Courtesy of A24 Films

Garrett Heinke

Jonah Hill’s thoughtful and nostalgic directorial debut

“IT,” “Stranger Things,” “Fuller House,” and other reboots of popular franchises. 2017 was the summer of nostalgia and there always seemed to be someone complaining about it. So it was hard not to walk into the “Mid90s” skeptical that it could only be nostalgic and eager to romanticize the past.

Fortunately, that was not the case. The originality and quality of Jonah Hill’s comedy and drama directorial debut reflects his 13 years of experience in the film industry and his skill as a detailed story teller. Hill was able to create a film that was uniquely his, both in style and structure.

Hill, for his first film, really wanted to make something that was close to his heart as his heroes have done for their first films. He had grown up in Los Angeles and loved his summers at skate shops with his friends and wanted to make the film out of love for that culture.

“When I was a kid, skateboarding gave me friends, it gave me an aesthetic, an ethic, a point of view,” Hill said. “It turned me on to punk and hip hop, and it’s guided me through my life. A big part of why I made this movie was to show my gratitude for something that gave me so much.”

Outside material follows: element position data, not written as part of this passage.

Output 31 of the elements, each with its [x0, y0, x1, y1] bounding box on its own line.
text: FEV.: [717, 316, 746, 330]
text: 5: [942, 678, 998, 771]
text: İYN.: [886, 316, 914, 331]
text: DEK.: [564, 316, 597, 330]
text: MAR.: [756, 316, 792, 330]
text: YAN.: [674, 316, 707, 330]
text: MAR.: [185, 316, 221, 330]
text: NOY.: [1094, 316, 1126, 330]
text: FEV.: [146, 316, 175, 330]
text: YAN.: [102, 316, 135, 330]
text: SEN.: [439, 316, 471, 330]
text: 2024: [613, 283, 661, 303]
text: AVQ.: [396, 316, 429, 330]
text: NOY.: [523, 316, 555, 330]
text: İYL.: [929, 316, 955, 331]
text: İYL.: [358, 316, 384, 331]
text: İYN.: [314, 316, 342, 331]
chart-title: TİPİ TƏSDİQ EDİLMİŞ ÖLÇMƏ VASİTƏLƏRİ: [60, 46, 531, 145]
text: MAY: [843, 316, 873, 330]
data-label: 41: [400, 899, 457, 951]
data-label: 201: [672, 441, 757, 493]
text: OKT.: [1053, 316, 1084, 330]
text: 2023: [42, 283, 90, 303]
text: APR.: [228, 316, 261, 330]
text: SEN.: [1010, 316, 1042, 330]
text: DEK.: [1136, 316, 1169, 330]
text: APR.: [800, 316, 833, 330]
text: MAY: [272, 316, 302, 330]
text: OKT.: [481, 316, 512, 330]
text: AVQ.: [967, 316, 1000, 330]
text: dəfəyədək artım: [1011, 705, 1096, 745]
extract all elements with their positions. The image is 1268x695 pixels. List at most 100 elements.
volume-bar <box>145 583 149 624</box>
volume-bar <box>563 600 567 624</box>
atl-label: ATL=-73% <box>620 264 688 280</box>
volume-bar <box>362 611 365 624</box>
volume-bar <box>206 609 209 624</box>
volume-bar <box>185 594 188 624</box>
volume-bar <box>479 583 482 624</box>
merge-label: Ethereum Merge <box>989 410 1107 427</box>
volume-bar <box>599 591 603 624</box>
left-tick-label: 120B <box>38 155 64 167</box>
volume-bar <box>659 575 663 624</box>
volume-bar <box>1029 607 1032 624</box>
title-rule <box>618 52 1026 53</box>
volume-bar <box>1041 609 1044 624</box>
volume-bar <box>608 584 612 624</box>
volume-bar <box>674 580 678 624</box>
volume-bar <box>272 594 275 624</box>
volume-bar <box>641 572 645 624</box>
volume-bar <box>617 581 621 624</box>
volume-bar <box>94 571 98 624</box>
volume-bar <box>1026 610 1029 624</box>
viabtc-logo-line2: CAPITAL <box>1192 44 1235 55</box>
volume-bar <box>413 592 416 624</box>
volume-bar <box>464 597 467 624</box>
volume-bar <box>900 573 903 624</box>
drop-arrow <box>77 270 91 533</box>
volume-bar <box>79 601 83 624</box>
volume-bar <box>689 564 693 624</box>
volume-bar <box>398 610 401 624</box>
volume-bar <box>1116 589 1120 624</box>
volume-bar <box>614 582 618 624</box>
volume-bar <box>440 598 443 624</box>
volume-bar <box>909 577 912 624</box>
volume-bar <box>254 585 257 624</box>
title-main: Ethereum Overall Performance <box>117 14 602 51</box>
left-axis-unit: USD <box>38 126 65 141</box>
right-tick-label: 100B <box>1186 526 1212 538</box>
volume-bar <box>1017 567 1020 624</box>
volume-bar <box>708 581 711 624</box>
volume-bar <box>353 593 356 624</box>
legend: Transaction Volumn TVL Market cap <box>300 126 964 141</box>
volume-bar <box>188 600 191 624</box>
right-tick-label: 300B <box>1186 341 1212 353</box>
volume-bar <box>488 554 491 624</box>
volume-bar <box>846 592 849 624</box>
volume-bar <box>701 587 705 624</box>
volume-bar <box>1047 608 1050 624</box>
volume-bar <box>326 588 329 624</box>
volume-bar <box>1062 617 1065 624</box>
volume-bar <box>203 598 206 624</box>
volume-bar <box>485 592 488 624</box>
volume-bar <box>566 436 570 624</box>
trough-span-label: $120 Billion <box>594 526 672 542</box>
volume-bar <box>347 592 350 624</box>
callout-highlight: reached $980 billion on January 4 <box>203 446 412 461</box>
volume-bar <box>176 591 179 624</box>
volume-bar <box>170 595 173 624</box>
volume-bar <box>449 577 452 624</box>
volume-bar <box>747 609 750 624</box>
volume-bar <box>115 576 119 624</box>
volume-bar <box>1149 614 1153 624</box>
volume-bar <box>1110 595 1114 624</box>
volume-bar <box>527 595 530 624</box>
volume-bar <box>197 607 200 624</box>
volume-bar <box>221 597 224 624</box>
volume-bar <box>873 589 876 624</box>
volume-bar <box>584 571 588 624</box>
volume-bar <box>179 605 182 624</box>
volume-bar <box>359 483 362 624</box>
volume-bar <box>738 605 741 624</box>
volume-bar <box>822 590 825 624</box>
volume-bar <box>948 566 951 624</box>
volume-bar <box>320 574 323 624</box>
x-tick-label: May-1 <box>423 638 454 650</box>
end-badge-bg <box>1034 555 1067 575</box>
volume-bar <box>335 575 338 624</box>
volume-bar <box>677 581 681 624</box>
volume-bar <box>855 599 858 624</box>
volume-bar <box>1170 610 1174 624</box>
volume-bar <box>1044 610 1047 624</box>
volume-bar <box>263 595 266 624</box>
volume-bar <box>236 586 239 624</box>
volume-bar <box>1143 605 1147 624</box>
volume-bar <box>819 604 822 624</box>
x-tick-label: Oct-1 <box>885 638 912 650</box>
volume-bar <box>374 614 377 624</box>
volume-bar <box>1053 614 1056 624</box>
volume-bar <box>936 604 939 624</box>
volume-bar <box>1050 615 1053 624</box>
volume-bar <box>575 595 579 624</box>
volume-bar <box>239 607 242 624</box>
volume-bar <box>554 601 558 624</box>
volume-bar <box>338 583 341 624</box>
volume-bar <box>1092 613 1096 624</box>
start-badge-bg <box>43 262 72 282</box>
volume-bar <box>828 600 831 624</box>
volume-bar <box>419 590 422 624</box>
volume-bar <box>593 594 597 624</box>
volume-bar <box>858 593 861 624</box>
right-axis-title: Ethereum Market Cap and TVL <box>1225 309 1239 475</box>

The movie begins with the 13-year-old protagonist, Stevie, played by Sunny Suljic, getting beaten viciously by his adult brother Ian, played by Lucas Hedges, followed by a scene with his mother chatting to him about her relationships with men. It is instantly clear that Stevie’s domestic life is something he desperately needs to break away from to develop his individuality.

He attaches himself to a group of skaters he notices hanging out in front of a skate shop. He naively begins spending his time in the shop with no real intent other than the hope of getting swept into the group, which is exactly what ends up happening.

The group warms up to Stevie and begins to teach him to be one of them. They take him trespassing, they have him disobey police, and teach him how to act. He is very quick to learn and becomes one of them, and rejects his home life. It is a period of growth, however, he does not develop his individuality during this time.

The audience is as excited about Stevie’s inclusion in the group as Stevie is, but the terrible actions of the group begin to show through. Stevie’s behavior slowly becomes depressing towards the end of the movie; chugging 40 oz. beers, taking prescription drugs, smoking cigarettes, stumbling around a party drunk, and covered in sweat. He was still no closer to being an individual.

Group tension comes to a head when it becomes clear some people are going to move on to do bigger and better things. That realization, that they will have to move, marks the end of the movie but it also marks the beginning of Stevie’s actual development into an individual.

“Mid90s” makes it ambiguous how good or how bad finding one’s tribe can be in personal development. The act of rebellion is inherently necessary to grow, and the actions Stevie took were vital for his rebellion, despite how bad they were for him.

The style of “Mid90s” is one of the best aspects of the film. The soundtrack was an eclectic sample of the best the ’90s had to offer which had not made it into today’s pop culture. It does give the impression that the movie’s soundtrack was right off of Hill’s Spotify.

Another interesting stylistic choice Hill made was to film in a grainy image and narrow 4:3 aspect ratio. While the unique ratio sets the film apart from other Hollywood movies, Hill chose the 4:3 ratio because that ratio is synonymous with the aesthetic of skater videos. That dedication to detail lends authenticity to the movie, making the film feel like it was shot in 1995 rather than 2018. It also shows Hill’s incredible dedication and passion towards the skating culture of the ’90s.

“Mid90s” is a coming of age story told in a unique style. Hill has successfully created nostalgia to its viewers even if the viewer grew up in another time because the story transcends generations. The theme of finding one’s tribe, learning from them, and eventually needing to move on is something everybody can relate to.